SALT LAKE CITY — News reports about a new coronavirus that has sickened thousands and killed at least 100 in China has potential to spark great fear. But experts say it’s also a chance to have a candid talk with kids about simple precautions that can prevent the spread of many illnesses, not just this one.
That’s an especially important conversation to have this time of year, when influenza is also making the rounds without much fanfare, though it kills tens of thousands each year.
Coronavirus is a category of virus so named because under a microscope it has little spikes that look like sun rays. Unlike the novel coronavirus 2019-nCoV now causing concern, the category is not new; the impact in humans is typically akin to the common cold, said psychologist and professor Robin H. Gurwitch of Duke University Medical Center. But the new form that appeared abruptly and spread rapidly in Wuhan, China, then beyond among some world travelers, sparks global worry.
What’s tricky isn’t what’s known, but what’s not yet known, said clinical psychologist Lynn Bufka, senior director of practice, research and policy for the American Psychological Association. There are questions about how easily this coronavirus spreads and how dangerous it is for most folks, not just those who are at high risk of complications. And there’s no vaccine yet.
The CDC notes that “there is much more to learn about the transmissibility, severity and other features associated with 2019-nCOoV and investigations are ongoing.”
Those questions can amp up anyone’s anxiety level, but especially that of young children and adolescents who have trouble assessing health threats or putting news reports and social media posts in perspective.
“I think because we get a flu shot and recognize that the CDC is doing everything it can to create a vaccine to address that, we feel protected from influenza kinds of things. When coronavirus comes around and we know there’s no shot to address it, our anxiety goes up,” said Gurwitch.
Any unknown — from a a pop quiz to an emerging illness — kicks up anxiety, Bufka said. When there’s potential for danger, it’s even worse.
“Are we anticipating more risk than is really there? At this time, we don’t know. It appears some cases are very serious and some have mild symptoms.
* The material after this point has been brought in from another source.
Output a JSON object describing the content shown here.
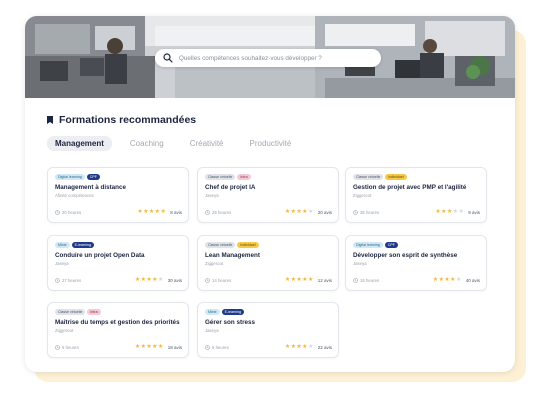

How those worries are addressed makes all the difference,” she added.
Talk about it
Word of a new health threat often motivates people to take appropriate precautions, Bufka told the Deseret News. “If it helps us to engage in that kind of behavior, that can be helpful in mitigating the potential for risk. But sometimes we get overwhelmed.”
A first step for parents, teachers and other adults who deal with kids is gathering information. What’s a reasonable amount of risk and has everything been done that can be done to protect health is vital. “We don’t want anxiety to determine (that) we don’t want to interact in the world, which leads to other problems,” said Bufka.
“Read or learn what you need to know. For me, that might be different from what you need to know,” she said. “How will it impact my day-to-day life? Are there cases nearby? The calculation for how to respond is different” depending on your locale.
While it’s known that this coronavirus transmits between people and the impact can be anything from mild to deadly, “that’s the flu, too,” said Bufka, who noted that most people don’t freak out about influenza.
Individuals who struggle to manage anxiety may be more stressed by news reports, she said. But taking precautions, making thoughtful decisions and not allowing oneself to be stuck is a helpful approach that applies to more in life than an emerging health threat.
If a child expresses concern, Gurwitch recommends parents offer reassurance they’re doing everything possible to keep the family healthy, “My job as a caregiver is to make sure we do everything we can to protect you from getting sick, no matter what. That’s why we wash our hands and if they’re not clean, we keep them away from your eyes and nose and mouth. We sneeze into our (elbows).”
One of the best things parents can do for worried kids is find out what they’ve heard, then correct misinformation, the two psychologists agreed.
If kids raise a concern or have questions, talk to them in age-appropriate terms. At any age, start with what they’ve heard or think they know, said Gurwitch. And point out that when they are sick, they go to a doctor or other health care provider.
People also get confused about the difference between possibility and probability — especially kids. “Is it possible I can contract it? Yes. Is it probable? No. The likelihood varies depending on where you live,” said Gurwitch.
If a child is not asking questions, this outbreak still offers a great opportunity to review basic prevention practices. These experts recommend:
- It’s a good idea to take precautions to keep children from getting a virus of any sort, including washing hands, not sharing utensils and drinks, and all those other healthy-living tricks most people learn as very young kids.
- Go over other healthy habits, like getting lots of sleep and bundling up when it’s cold.
- And certainly address any illness. Most people will get over a cold or flu on their own in a matter of days, otherwise it’s time to see a doctor. Ditto if symptoms are severe, whether or not it’s coronavirus.
- Be careful about medicating kids, even with over-the-counter drugs, without checking with a pharmacist or doctor, said Gurwitch. Even OTC meds can be bad in some cases.